Fri, Jul 13, 2007 - Page 8 News List

Editorial: Sending out the nation's very best

Recent and upcoming trips by legislators to review military facilities overseas have stirred up controversy over suspicions that the Ministry of National Defense may be helping to pay for the trips. Furthermore, some legislators prohibited from leaving the country because of personal legal woes have used their official status to obtain travel exemptions. Implicated legislators in both camps have denied wrongdoing, but the exposure should raise questions about the quality of the legislative envoys the nation is sending abroad.

People First Party Legislator Fu Kun-chih (傅崑萁) led a group of six lawmakers to Japan in February to meet Japanese national defense experts and lawmakers. Fu is currently under investigation for violating the Securities and Exchange Law (證券交易法). He has blamed his problems on alleged persecution by the Democratic Progressive Party (DPP) government.

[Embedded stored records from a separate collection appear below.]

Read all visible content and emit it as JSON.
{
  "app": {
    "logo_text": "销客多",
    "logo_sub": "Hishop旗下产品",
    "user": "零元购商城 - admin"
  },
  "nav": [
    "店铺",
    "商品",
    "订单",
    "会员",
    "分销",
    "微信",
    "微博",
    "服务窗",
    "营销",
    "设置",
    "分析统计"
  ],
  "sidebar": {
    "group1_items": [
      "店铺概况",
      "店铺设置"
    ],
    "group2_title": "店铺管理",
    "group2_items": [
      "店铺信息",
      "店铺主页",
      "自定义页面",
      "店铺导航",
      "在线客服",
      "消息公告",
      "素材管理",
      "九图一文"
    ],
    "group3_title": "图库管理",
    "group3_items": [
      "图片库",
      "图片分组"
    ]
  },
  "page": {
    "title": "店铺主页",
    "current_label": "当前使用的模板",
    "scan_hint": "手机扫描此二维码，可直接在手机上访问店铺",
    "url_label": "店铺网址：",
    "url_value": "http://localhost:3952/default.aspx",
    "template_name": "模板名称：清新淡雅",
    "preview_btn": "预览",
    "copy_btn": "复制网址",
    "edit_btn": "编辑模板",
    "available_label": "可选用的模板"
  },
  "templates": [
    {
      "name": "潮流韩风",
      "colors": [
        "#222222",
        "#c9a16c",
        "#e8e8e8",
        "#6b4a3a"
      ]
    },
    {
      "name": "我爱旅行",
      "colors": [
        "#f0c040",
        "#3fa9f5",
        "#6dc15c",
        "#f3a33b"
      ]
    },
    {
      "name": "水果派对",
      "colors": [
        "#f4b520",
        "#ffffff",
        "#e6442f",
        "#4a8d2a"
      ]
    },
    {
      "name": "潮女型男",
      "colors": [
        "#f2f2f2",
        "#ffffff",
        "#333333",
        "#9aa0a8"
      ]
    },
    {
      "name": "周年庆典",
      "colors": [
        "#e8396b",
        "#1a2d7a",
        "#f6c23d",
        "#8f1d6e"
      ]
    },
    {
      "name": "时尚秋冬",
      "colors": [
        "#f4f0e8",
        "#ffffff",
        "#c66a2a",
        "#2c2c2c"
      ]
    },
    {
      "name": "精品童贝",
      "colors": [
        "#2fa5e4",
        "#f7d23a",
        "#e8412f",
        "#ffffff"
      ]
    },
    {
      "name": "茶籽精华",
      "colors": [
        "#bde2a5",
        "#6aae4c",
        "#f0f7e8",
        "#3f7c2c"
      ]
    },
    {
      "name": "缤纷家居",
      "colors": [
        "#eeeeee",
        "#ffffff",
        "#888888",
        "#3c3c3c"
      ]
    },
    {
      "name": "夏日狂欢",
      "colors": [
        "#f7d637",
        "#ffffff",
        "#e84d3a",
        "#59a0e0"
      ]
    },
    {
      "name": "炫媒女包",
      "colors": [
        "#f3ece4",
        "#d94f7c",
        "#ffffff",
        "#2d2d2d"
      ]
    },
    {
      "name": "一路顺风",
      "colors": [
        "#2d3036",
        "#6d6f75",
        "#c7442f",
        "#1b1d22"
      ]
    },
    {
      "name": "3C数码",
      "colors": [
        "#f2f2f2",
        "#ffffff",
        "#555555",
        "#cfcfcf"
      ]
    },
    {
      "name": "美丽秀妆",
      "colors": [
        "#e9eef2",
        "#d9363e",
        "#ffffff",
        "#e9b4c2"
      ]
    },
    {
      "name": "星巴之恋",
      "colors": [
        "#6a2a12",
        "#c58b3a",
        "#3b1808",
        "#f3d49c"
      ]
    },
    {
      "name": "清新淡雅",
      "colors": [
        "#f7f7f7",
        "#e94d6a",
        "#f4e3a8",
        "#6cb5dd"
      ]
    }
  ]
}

Twenty-four legislators have registered for another trip next month organized by the legislature's National Defense Committee to inspect submarines in the US. Indicted DPP Legislator Peter Lin (林進興), who was barred from leaving the country to join the Japan trip and one to Thailand last month, is hoping to lead the delegation.

On Wednesday, legislators received a letter from the committee inviting them on a trip to visit military installations in Singapore and Vietnam from July 30, which would also include talks with Taiwanese business leaders in Vietnam.

The ongoing controversy stems from whether or not the legislators have actually paid for the trips completely out of their pockets -- as they claim -- and whether or not the defense ministry and the National Defense Committee have pulled strings to have the travel restrictions lifted. Neither of these allegations, if they turn out to be true, would be terribly surprising, but as yet no concrete evidence has emerged. Legislators and defense officials, meanwhile, have denied any impropriety.

Chinese Nationalist Party (KMT) Legislator Liou Wan-ju (廖婉汝), who initiated the trip to Singapore and Vietnam, insists that the defense ministry and the Ministry of Foreign Affairs have done nothing more than organize the trips for the legislators.

But other important questions need to be asked. Considering the gross inefficiency of the legislature, should legislators be spending so much time and energy abroad? Wouldn't real military experts be better qualified to inspect military hardware? What do visiting Japanese hot springs and business leaders in Vietnam have to do with boosting national defense capabilities?

More likely, these trips are just an excuse for legally troubled legislators to get a reprieve away from home -- possibly at a discount rate.

In so doing, the nation is sending an embarrassing message to the rest of the world, as its emissaries are either under criminal investigation back home or cannot be bothered to take their responsibilities seriously.

On Tuesday, DPP Legislator Tsai Chi-fang (蔡啟芳) said tongue-in-cheek that he was not sure if the US would give him a visa as it may consider him prone to violence. One of the reasons he applied to join the trip, therefore, was to see if the US had dropped its restrictions against him.

It is regrettable that the nation would send such a cast of characters as its "national defense" representatives around the world. Adding insult to injury, it is pan-blue legislators, those who have done so much to prevent the nation from upgrading its defense in the face of Chinese threats, that are now shameless enough to trot around the globe under the guise of protecting the nation.